$x=\frac{2-2t^2}{1+t^2}$, $y=\frac{4t}{1+t^2}$. Are you sure the problems you are posting are from a real TST ?

I took part in this TST

This is too easy for TST even for such country as Kosovo.

math_mat wrote: $x=\frac{2-2t^2}{1+t^2}$, $y=\frac{4t}{1+t^2}$. What is the motivation for this construction?

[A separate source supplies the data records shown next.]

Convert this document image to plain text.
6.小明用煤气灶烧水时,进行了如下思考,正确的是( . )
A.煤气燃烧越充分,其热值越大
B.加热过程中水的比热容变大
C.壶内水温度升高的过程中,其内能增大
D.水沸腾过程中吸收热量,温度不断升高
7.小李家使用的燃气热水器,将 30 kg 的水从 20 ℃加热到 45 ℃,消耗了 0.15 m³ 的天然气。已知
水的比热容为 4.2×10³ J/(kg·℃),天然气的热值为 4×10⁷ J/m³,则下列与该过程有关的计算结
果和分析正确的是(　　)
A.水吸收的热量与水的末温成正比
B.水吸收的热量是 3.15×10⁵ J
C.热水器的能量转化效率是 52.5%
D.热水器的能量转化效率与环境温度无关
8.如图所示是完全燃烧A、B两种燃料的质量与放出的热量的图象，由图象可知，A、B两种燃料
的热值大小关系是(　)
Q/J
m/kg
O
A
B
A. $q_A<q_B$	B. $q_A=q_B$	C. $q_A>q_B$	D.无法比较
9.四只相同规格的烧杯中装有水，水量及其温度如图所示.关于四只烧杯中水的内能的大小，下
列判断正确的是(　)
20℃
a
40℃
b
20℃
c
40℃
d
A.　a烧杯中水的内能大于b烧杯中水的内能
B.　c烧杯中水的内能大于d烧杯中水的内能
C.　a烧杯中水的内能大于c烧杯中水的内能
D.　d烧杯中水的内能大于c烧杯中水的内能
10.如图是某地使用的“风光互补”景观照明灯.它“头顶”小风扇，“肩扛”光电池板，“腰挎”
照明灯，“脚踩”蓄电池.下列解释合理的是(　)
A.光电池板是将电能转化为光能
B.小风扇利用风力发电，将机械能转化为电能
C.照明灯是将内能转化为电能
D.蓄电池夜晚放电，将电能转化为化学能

PiAreSquare wrote: What is the motivation for this construction? Pythagorean tripples : write $x=2\frac ac$ and $y=2\frac bc$ and equation is $a^2+b^2=c^2$

yeah all you need to do is state that there exist an infinite number of Pythagorean Triples (which is a well known fact) then the proof is trivial

Generalization:Let $k\in\mathbb{N^*}$ be a positive integer.Then the equation $x^2+y^2=k^2$ has infinitely many rational solutions. Solution:By Euclid's Formula we have $(m^2-n^2)^2+(2mn)^2=(m^2+n^2)^2,\forall m,n\in\mathbb{N^*}$,so we can take $x=\frac{k(m^2-n^2)}{m^2+n^2},y=\frac{2kmn}{m^2+n^2}$ for any two positive integers $m,n$ and we will obtain $x^2+y^2=(\frac{k(m^2-n^2)}{m^2+n^2})^2+(\frac{2kmn}{m^2+n^2})^2=k^2\cdot\frac{(m^2-n^2)^2+(2mn)^2}{(m^2+n^2)^2}=k^2$.